Merasa bahwa pers itu hebat dan cinta damai. Maka amanlah negara dengan penganut sistem demokrasi. Ya, begitulah pekerjaan profesi ini bisa melekat dari usia 25 tahun hingga sekarang yang sudah memasuki usia 40 tahun.

Seketika lulus dari LP2R. Tak lantas membuat saya langsung terjun ke dunia jurnalistik. Ketika itu, Om Heri, kembali membuka jalan untuk belajar memperdalam keilmuan dibidang pers melalui perusahaan pers. Ia memperbolehkan, magang selama 6 bulan di media yang dipimpinnya, ketika itu medianya bernama Koran Harian Pekanbaru Pos.

Koran Pekanbaru Pos dengan tampilan merah, yang memuat segmen berita berdarah-darah. Mulai dari Pembunuhan, Perampokan, Kecelakaan, Perkelahian, Pemerkosaan hingga perbuatan asusila dan kehidupan dunia malam di Pekanbaru. Pokoknya zaman jahiliah, itu ada dimasa itu.

Magang selama lebih kurang enam bulan, membuat semua apa yang terlihat, terdengar dan terjadi menjadi makanan berita. Sebelum menjadi berita, tulisan di sortir dan dipilah-pilah. Mana tulisan yang bagus, maka besok paginya sudah bisa membacanya, mana tulisan yang tidak bagus siap-siap masuk tong sampah.

Disana diajarkan, mengenal apa itu Pimpinan Perusahaan (Pimprus), Pimpinan Redaksi (Pemred), Koordinator Liputan (Korlip), Redaktur Pelaksana (Redpel), Redaktur Berita (Redber), Sekretaris Redaksi, wartawan, reporter, redaktur fotografer dan fotografer.

Kemudian lagi, manajer iklan, manager pemasaran koran dan sebagainya yang berkaitan dengan distribusi koran. Ini semuanya adalah ilmu yang perlu diketahui oleh pekerja profesi (wartawan). Karena, semuanya saling berkaitan dengan hasil cetak, hasil berita yang akan dibaca oleh khalayak ramai.

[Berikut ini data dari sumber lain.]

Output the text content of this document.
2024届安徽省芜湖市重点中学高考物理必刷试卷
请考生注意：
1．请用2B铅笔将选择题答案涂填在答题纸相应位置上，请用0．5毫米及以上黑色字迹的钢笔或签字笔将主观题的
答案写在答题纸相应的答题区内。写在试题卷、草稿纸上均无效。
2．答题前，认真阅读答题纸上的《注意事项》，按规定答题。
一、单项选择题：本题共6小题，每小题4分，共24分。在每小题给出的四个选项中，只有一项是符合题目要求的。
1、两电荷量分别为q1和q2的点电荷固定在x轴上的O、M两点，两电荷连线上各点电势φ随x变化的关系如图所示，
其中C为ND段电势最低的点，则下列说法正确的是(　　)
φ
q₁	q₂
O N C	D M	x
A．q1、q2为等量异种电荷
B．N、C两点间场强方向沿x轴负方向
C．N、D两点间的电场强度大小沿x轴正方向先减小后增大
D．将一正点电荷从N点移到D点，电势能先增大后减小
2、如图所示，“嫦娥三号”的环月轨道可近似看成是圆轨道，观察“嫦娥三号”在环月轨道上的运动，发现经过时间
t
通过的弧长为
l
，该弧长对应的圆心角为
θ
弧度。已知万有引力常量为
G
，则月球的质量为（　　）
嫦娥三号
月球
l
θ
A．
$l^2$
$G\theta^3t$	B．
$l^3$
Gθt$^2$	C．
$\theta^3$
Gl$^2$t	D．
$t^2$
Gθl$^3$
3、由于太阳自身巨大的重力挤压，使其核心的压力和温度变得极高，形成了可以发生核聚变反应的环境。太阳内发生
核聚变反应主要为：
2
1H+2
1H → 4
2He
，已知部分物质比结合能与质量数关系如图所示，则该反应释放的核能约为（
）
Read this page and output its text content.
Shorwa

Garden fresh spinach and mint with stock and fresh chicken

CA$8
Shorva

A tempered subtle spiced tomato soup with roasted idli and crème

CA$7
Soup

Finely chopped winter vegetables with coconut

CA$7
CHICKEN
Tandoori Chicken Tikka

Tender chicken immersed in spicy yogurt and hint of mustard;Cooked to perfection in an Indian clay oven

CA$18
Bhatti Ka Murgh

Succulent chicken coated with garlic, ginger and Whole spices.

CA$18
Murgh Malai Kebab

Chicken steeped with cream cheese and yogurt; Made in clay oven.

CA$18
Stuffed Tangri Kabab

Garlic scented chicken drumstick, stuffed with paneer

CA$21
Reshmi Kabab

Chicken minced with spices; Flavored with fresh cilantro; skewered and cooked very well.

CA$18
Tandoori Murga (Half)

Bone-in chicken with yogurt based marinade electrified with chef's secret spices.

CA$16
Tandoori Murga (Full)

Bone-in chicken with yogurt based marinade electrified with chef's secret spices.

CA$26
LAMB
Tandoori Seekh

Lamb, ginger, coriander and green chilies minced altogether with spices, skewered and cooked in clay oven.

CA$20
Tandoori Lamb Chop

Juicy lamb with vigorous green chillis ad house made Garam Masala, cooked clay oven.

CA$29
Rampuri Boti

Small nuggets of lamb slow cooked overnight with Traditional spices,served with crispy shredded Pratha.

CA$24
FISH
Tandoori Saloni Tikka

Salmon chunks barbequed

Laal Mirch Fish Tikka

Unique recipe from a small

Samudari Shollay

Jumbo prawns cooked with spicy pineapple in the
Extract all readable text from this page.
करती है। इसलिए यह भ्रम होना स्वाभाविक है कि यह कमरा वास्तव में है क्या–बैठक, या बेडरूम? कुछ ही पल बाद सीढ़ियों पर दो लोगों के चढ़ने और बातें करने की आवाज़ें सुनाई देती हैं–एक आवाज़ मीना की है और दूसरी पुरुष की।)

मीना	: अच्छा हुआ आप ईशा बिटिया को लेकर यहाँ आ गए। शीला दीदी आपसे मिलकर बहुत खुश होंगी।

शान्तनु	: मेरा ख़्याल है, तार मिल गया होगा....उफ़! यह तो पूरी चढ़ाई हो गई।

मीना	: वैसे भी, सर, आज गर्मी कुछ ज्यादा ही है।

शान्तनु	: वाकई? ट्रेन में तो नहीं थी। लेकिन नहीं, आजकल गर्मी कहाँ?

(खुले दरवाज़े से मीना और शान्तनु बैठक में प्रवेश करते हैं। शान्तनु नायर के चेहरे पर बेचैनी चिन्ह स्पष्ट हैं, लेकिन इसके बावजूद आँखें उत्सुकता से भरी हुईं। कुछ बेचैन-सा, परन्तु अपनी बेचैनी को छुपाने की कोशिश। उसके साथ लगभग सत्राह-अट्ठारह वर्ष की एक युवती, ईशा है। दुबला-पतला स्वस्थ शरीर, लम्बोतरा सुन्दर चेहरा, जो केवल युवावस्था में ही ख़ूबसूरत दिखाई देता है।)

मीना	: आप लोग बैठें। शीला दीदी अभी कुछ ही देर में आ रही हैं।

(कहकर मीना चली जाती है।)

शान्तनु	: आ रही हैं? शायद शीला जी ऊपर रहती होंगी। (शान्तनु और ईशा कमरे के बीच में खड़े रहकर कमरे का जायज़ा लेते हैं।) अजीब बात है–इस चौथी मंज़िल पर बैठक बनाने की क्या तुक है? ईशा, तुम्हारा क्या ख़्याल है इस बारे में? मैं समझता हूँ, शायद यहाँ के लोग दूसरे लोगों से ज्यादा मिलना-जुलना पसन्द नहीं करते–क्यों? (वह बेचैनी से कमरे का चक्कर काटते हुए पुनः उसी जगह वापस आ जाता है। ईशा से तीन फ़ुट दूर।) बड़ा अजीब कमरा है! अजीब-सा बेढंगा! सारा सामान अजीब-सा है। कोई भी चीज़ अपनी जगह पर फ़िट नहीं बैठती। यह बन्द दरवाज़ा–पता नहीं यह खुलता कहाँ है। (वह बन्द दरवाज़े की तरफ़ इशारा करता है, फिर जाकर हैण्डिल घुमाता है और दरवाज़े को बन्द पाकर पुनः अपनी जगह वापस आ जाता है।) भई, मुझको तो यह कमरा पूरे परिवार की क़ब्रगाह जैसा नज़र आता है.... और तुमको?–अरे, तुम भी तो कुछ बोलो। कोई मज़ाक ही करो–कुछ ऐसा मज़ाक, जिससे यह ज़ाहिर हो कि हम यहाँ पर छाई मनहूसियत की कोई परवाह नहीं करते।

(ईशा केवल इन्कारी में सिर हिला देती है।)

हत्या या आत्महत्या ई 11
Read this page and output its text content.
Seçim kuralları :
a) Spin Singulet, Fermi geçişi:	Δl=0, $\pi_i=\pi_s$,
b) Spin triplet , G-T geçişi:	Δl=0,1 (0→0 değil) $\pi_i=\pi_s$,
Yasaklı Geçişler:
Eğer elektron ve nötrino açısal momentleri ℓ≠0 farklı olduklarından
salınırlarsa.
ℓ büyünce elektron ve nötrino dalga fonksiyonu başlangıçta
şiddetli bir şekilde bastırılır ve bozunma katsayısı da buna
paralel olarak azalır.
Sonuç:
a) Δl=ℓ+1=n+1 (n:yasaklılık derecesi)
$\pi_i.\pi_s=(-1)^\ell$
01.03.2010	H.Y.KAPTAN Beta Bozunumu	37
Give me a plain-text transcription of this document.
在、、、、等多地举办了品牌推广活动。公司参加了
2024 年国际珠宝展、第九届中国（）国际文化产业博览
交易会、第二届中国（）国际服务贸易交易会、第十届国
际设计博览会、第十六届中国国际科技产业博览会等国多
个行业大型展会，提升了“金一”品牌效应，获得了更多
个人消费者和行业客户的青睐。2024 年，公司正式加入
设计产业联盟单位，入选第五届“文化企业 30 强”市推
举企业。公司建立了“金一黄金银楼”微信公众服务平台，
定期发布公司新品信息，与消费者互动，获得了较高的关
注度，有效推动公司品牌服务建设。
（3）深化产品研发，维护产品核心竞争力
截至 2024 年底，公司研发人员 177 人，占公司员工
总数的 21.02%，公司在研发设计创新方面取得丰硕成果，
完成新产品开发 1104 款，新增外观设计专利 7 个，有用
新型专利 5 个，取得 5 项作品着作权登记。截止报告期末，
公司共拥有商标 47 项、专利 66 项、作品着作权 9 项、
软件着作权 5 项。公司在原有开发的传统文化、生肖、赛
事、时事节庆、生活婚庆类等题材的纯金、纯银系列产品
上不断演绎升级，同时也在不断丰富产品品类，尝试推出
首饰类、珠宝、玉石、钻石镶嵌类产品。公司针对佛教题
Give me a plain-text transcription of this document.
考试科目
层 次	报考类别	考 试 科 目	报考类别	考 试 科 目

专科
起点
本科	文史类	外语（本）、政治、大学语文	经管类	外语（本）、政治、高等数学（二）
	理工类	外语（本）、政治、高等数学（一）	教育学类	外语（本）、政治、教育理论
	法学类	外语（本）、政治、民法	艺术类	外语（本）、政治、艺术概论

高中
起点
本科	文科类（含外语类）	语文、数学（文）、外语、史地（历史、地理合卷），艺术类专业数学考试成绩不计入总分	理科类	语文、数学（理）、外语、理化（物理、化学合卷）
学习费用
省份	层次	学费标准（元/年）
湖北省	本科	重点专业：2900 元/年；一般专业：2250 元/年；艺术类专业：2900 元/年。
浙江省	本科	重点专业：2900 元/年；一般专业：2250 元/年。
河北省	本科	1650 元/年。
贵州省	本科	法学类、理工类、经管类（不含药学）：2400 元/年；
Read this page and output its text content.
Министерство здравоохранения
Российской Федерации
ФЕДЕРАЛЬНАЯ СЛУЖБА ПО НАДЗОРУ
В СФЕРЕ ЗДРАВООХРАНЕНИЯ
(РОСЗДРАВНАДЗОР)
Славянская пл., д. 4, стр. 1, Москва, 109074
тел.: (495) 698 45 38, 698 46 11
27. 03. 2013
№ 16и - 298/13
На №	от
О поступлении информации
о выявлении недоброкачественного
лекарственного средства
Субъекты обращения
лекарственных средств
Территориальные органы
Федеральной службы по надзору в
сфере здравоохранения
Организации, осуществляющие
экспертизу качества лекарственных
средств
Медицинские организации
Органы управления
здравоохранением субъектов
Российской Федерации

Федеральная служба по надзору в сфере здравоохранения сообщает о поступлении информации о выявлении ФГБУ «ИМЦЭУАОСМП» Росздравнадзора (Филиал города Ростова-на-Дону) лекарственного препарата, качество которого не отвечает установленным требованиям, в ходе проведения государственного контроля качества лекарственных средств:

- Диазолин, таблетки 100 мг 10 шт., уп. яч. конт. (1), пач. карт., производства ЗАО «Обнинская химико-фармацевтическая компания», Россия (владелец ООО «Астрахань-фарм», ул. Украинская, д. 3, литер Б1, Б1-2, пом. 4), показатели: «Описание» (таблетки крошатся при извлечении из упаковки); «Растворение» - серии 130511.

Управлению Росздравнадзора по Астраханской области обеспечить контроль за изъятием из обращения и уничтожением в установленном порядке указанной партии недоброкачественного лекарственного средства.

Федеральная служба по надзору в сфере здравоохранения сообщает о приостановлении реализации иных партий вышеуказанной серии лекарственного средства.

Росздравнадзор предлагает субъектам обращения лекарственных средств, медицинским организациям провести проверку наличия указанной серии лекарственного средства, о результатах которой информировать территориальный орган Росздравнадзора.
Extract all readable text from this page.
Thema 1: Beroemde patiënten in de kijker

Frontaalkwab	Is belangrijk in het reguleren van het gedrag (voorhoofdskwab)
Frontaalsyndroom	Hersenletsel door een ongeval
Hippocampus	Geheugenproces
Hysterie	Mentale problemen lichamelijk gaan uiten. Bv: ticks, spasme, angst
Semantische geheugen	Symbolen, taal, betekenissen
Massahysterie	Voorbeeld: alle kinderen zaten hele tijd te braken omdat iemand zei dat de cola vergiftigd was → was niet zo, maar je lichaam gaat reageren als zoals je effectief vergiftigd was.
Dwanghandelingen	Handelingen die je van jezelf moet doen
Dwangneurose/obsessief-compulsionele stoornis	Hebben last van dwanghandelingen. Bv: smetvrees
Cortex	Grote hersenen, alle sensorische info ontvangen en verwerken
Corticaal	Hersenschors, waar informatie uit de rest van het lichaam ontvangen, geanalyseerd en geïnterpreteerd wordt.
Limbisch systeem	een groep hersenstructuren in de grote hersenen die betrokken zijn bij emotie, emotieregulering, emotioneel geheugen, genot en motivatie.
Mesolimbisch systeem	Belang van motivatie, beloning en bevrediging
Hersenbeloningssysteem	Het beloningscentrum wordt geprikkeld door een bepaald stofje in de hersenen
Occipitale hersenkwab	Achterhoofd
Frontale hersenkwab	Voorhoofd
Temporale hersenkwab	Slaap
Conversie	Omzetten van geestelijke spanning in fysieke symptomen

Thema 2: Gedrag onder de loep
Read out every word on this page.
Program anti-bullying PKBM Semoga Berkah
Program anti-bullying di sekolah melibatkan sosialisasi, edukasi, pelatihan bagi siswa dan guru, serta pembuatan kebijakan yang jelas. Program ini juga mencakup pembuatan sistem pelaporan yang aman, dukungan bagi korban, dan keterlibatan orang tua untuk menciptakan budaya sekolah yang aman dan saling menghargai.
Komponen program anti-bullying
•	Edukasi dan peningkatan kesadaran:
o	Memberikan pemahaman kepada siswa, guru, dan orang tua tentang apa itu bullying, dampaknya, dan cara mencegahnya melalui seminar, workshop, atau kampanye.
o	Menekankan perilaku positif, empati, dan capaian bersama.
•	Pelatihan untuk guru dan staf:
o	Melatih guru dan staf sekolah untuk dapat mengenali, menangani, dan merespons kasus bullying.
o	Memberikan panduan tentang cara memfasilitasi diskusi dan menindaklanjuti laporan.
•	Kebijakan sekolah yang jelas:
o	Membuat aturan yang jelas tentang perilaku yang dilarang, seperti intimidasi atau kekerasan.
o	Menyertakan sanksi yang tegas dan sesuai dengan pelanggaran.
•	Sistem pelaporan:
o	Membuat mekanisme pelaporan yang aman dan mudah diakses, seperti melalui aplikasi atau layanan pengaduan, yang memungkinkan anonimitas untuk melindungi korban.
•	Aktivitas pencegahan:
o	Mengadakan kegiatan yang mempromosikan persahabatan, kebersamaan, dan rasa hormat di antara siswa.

Pekanbaru Pos, cetakan merah. Ketika itu adalah media kriminal terbesar di Riau. Tak ada lawan tanding, kecuali hanya satu media cetak, itupun tak lama berdiri yaitu Harian Pagi Riau Ekpress, segmen merah berdarah-darah, berbeda kepemilikan. Pekanbaru Pos dimiliki sahamnya oleh Riau Pos Media Group (RPG). Sedangkan Riau Ekpress kepemilikan sahamnya dimiliki Riau Mandiri Group (RMG).

Tentu saja, berbeda kepemilikan saham berbeda pemiliknya. Pekanbaru Pos, koran merah dimiliki H. Rida Kaliamsi. Sedangkan Riau Ekpress, koran merah dimiliki H. Basrizal Koto (Basko). Di dua media ini, saya dan teman-teman di LP2R, semuanya pernah berkiprah sebagai reporter, usai magang diterima di kedua media kriminal terbesar di Riau tersebut. Namun yang paling lama itu bekerja di Pekanbaru Pos.

Selama berkiprah di dunia media ini, semua dijalani dengan ringan. Asik, banyak teman. Benar kata Om Heri, “Jadi wartawan banyak teman, banyak kenalan”. Tapi, untuk kata sukses itu semua tergantung diri masing-masing. Alhamdulillah, bicara sukses saya termasuk salah satu anak didiknya yang sukses, bisa bekeluarga, punya anak dan punya tempat tinggal.

Tapi, ketika menjadi wartawan yang terpikir dibenak saya adalah bagaimana bisa menjadi seorang Om Karnil Ilyas, yang bisa terkenal dengan segala pertanyaan-pertanyaan tajam dan terarah. Sebagai Pimpinan Redaksi (Pemred) televisi terkenal dan digandrungi anak-anak muda, serta politisi dan praktisi hukum hari ini.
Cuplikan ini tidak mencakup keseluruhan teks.